UCSB’s University Symphony, conducted by Richard Rintoul, will perform its winter quarter concert at 8 p.m. Wednesday, Dec. 1 in Lotte Lehmann Concert Hall.
The University Symphony’s program is called “Fate” and includes Johannes Brahms’ Tragic Overture, Opus 81, Samuel Barber’s Adagio for Strings, Opus 11a, Paul Dukas’ Sorcerer’s Apprentice (1897) and Ludwig van Beethoven’s Symphony No. 5 in C-Minor, Opus 67.
Brahms wrote his Tragic Overture in 1880, the same year as the ebullient Academic Festival Overture. The composer summed up the two succinctly: “One laughs; the other cries.” That is not to say that the Tragic has any kind of literary “program,” for Brahms was not interested in telling stories, only in the emotions that might be distilled from them. It is a powerful work, though at times much more “academic” than its so-named companion piece.
Barber — whose centennial is celebrated this year — wrote his String Quartet, Opus 11 in 1936, while he and Gian Menotti were staying in Italy. In 1938, when he heard Arturo Toscanini was looking for a new orchestral work by an American, he transcribed the quartet’s slow movement for string orchestra and sent it to the legendary conductor.
Toscanini returned the score in a few days, without saying anything about it, which caused Barber some dismay.
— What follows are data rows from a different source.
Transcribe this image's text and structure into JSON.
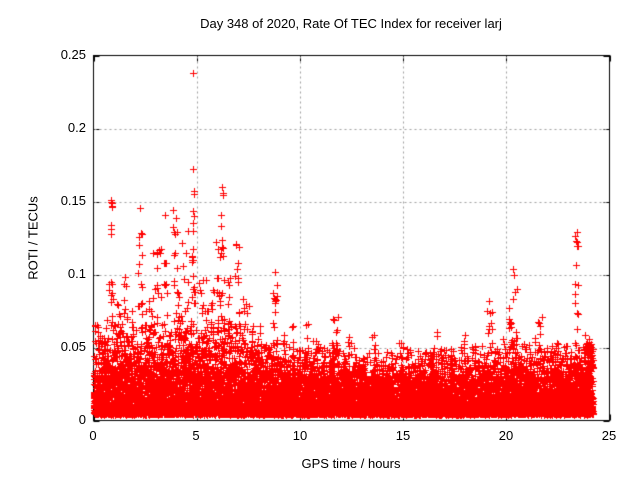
{
  "chart_data": {
    "type": "scatter",
    "title": "Day 348 of 2020, Rate Of TEC Index for receiver larj",
    "xlabel": "GPS time / hours",
    "ylabel": "ROTI / TECUs",
    "xlim": [
      0,
      25
    ],
    "ylim": [
      0,
      0.25
    ],
    "xticks": {
      "values": [
        0,
        5,
        10,
        15,
        20,
        25
      ],
      "labels": [
        "0",
        "5",
        "10",
        "15",
        "20",
        "25"
      ]
    },
    "yticks": {
      "values": [
        0,
        0.05,
        0.1,
        0.15,
        0.2,
        0.25
      ],
      "labels": [
        "0",
        "0.05",
        "0.1",
        "0.15",
        "0.2",
        "0.25"
      ]
    },
    "grid": {
      "on": true,
      "style": "dashed",
      "color": "#a0a0a0",
      "x_values": [
        5,
        10,
        15,
        20
      ],
      "y_values": [
        0.05,
        0.1,
        0.15,
        0.2
      ]
    },
    "legend": "none",
    "marker": {
      "shape": "plus",
      "color": "#ff0000",
      "size": 7
    },
    "axis_color": "#000000",
    "background": "#ffffff",
    "time_range": [
      0,
      24.2
    ],
    "synthesis": {
      "note": "dense ROTI scatter: solid noise band ~0.005-0.045 TECU all day, activity spikes mostly hours 0-9 and 19-24",
      "base": {
        "step": 0.01,
        "points_per_step": 5,
        "y_min": 0.0045,
        "power": 2.2,
        "env_jitter": [
          0.55,
          1.15
        ]
      },
      "envelope": {
        "t": [
          0,
          0.5,
          1,
          1.5,
          2,
          2.5,
          3,
          3.5,
          4,
          4.5,
          5,
          5.5,
          6,
          6.5,
          7,
          7.5,
          8,
          8.5,
          9,
          9.5,
          10,
          10.5,
          11,
          11.5,
          12,
          12.5,
          13,
          13.5,
          14,
          14.5,
          15,
          15.5,
          16,
          16.5,
          17,
          17.5,
          18,
          18.5,
          19,
          19.5,
          20,
          20.5,
          21,
          21.5,
          22,
          22.5,
          23,
          23.5,
          24,
          24.2
        ],
        "y": [
          0.052,
          0.055,
          0.06,
          0.062,
          0.06,
          0.062,
          0.063,
          0.062,
          0.063,
          0.065,
          0.063,
          0.062,
          0.065,
          0.062,
          0.06,
          0.056,
          0.054,
          0.052,
          0.046,
          0.046,
          0.047,
          0.048,
          0.046,
          0.05,
          0.046,
          0.044,
          0.043,
          0.045,
          0.042,
          0.043,
          0.04,
          0.041,
          0.043,
          0.046,
          0.043,
          0.044,
          0.045,
          0.043,
          0.049,
          0.046,
          0.05,
          0.052,
          0.048,
          0.05,
          0.047,
          0.046,
          0.048,
          0.052,
          0.056,
          0.058
        ]
      },
      "clusters": [
        {
          "t": 0.15,
          "dt": 0.1,
          "y0": 0.048,
          "y1": 0.066,
          "n": 8
        },
        {
          "t": 0.45,
          "dt": 0.08,
          "y0": 0.046,
          "y1": 0.06,
          "n": 6
        },
        {
          "t": 0.6,
          "dt": 0.05,
          "y0": 0.045,
          "y1": 0.07,
          "n": 5
        },
        {
          "t": 0.86,
          "dt": 0.1,
          "y0": 0.055,
          "y1": 0.095,
          "n": 14
        },
        {
          "t": 0.87,
          "dt": 0.05,
          "y0": 0.125,
          "y1": 0.152,
          "n": 4
        },
        {
          "t": 1.25,
          "dt": 0.15,
          "y0": 0.052,
          "y1": 0.088,
          "n": 12
        },
        {
          "t": 1.55,
          "dt": 0.08,
          "y0": 0.055,
          "y1": 0.105,
          "n": 8
        },
        {
          "t": 1.9,
          "dt": 0.06,
          "y0": 0.045,
          "y1": 0.075,
          "n": 5
        },
        {
          "t": 2.25,
          "dt": 0.1,
          "y0": 0.06,
          "y1": 0.134,
          "n": 16
        },
        {
          "t": 2.6,
          "dt": 0.12,
          "y0": 0.05,
          "y1": 0.085,
          "n": 8
        },
        {
          "t": 2.8,
          "dt": 0.06,
          "y0": 0.045,
          "y1": 0.08,
          "n": 5
        },
        {
          "t": 3.1,
          "dt": 0.22,
          "y0": 0.055,
          "y1": 0.12,
          "n": 18
        },
        {
          "t": 3.5,
          "dt": 0.1,
          "y0": 0.06,
          "y1": 0.112,
          "n": 8
        },
        {
          "t": 3.95,
          "dt": 0.12,
          "y0": 0.065,
          "y1": 0.139,
          "n": 14
        },
        {
          "t": 4.1,
          "dt": 0.06,
          "y0": 0.05,
          "y1": 0.09,
          "n": 6
        },
        {
          "t": 4.4,
          "dt": 0.18,
          "y0": 0.055,
          "y1": 0.13,
          "n": 16
        },
        {
          "t": 4.85,
          "dt": 0.08,
          "y0": 0.065,
          "y1": 0.147,
          "n": 20
        },
        {
          "t": 5.3,
          "dt": 0.18,
          "y0": 0.05,
          "y1": 0.1,
          "n": 14
        },
        {
          "t": 5.55,
          "dt": 0.06,
          "y0": 0.045,
          "y1": 0.08,
          "n": 5
        },
        {
          "t": 5.75,
          "dt": 0.1,
          "y0": 0.05,
          "y1": 0.09,
          "n": 8
        },
        {
          "t": 6.05,
          "dt": 0.12,
          "y0": 0.06,
          "y1": 0.125,
          "n": 14
        },
        {
          "t": 6.25,
          "dt": 0.1,
          "y0": 0.065,
          "y1": 0.161,
          "n": 16
        },
        {
          "t": 6.6,
          "dt": 0.1,
          "y0": 0.05,
          "y1": 0.1,
          "n": 10
        },
        {
          "t": 6.95,
          "dt": 0.12,
          "y0": 0.06,
          "y1": 0.135,
          "n": 14
        },
        {
          "t": 7.4,
          "dt": 0.15,
          "y0": 0.048,
          "y1": 0.09,
          "n": 10
        },
        {
          "t": 7.7,
          "dt": 0.08,
          "y0": 0.045,
          "y1": 0.075,
          "n": 5
        },
        {
          "t": 8.0,
          "dt": 0.1,
          "y0": 0.045,
          "y1": 0.07,
          "n": 6
        },
        {
          "t": 8.8,
          "dt": 0.12,
          "y0": 0.05,
          "y1": 0.101,
          "n": 14
        },
        {
          "t": 9.2,
          "dt": 0.06,
          "y0": 0.04,
          "y1": 0.06,
          "n": 4
        },
        {
          "t": 9.6,
          "dt": 0.1,
          "y0": 0.042,
          "y1": 0.068,
          "n": 6
        },
        {
          "t": 10.35,
          "dt": 0.15,
          "y0": 0.042,
          "y1": 0.068,
          "n": 8
        },
        {
          "t": 10.8,
          "dt": 0.08,
          "y0": 0.04,
          "y1": 0.055,
          "n": 5
        },
        {
          "t": 11.7,
          "dt": 0.18,
          "y0": 0.042,
          "y1": 0.073,
          "n": 12
        },
        {
          "t": 12.4,
          "dt": 0.1,
          "y0": 0.04,
          "y1": 0.058,
          "n": 6
        },
        {
          "t": 13.6,
          "dt": 0.12,
          "y0": 0.04,
          "y1": 0.059,
          "n": 7
        },
        {
          "t": 14.9,
          "dt": 0.1,
          "y0": 0.038,
          "y1": 0.054,
          "n": 5
        },
        {
          "t": 15.3,
          "dt": 0.1,
          "y0": 0.036,
          "y1": 0.05,
          "n": 5
        },
        {
          "t": 16.6,
          "dt": 0.2,
          "y0": 0.04,
          "y1": 0.061,
          "n": 8
        },
        {
          "t": 17.95,
          "dt": 0.15,
          "y0": 0.04,
          "y1": 0.062,
          "n": 8
        },
        {
          "t": 18.4,
          "dt": 0.1,
          "y0": 0.04,
          "y1": 0.052,
          "n": 5
        },
        {
          "t": 19.15,
          "dt": 0.2,
          "y0": 0.045,
          "y1": 0.083,
          "n": 12
        },
        {
          "t": 20.35,
          "dt": 0.22,
          "y0": 0.048,
          "y1": 0.093,
          "n": 18
        },
        {
          "t": 21.55,
          "dt": 0.2,
          "y0": 0.042,
          "y1": 0.071,
          "n": 10
        },
        {
          "t": 22.35,
          "dt": 0.15,
          "y0": 0.04,
          "y1": 0.063,
          "n": 8
        },
        {
          "t": 23.4,
          "dt": 0.07,
          "y0": 0.052,
          "y1": 0.129,
          "n": 13
        },
        {
          "t": 23.95,
          "dt": 0.25,
          "y0": 0.008,
          "y1": 0.055,
          "n": 80
        }
      ],
      "outliers": [
        [
          4.84,
          0.238
        ],
        [
          4.84,
          0.172
        ],
        [
          4.85,
          0.157
        ],
        [
          4.89,
          0.155
        ],
        [
          6.22,
          0.16
        ],
        [
          6.27,
          0.156
        ],
        [
          2.26,
          0.1455
        ],
        [
          3.87,
          0.144
        ],
        [
          3.47,
          0.141
        ],
        [
          0.86,
          0.151
        ],
        [
          0.88,
          0.146
        ],
        [
          0.85,
          0.131
        ],
        [
          0.86,
          0.128
        ],
        [
          23.42,
          0.129
        ],
        [
          23.4,
          0.123
        ],
        [
          20.32,
          0.104
        ],
        [
          20.36,
          0.1
        ],
        [
          8.78,
          0.102
        ]
      ]
    }
  }
}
Later, Toscanini assured the composer, through Menotti, that he sent it back so quickly because he had already memorized it. The maestro and the NBC Symphony Orchestra premiered the work on Nov. 5 that same year. Inspired by a poem by the Latin poet Virgil, the Adagio, according to one source, was how “Barber envisioned a small stream that grows into a river.”
Dukas (1865-1935) conducted the premiere of L’apprenti sorcier himself. It was an immediate and lasting sensation, quite overshadowing the rest of this great composer’s work — rather like Maurice Ravel’s Bolero. In the last 23 years of his life, after the Fanfare pour précéder La Péri, Dukas published only three, very small-scaled pieces, for solo piano or piano and voice. Of the works he wrote from 1892 to 1912, only a little more than a third were published. The rest were either unpublished or destroyed. Dukas was a rare and scrupulous perfectionist.
If there is any more to be said about Beethoven’s Symphony No. 5 in C-Minor, I’m afraid I can’t imagine what it might be.
Tickets to the University Symphony concert are $15 for the general public and $7 for students, and can be purchased at the door.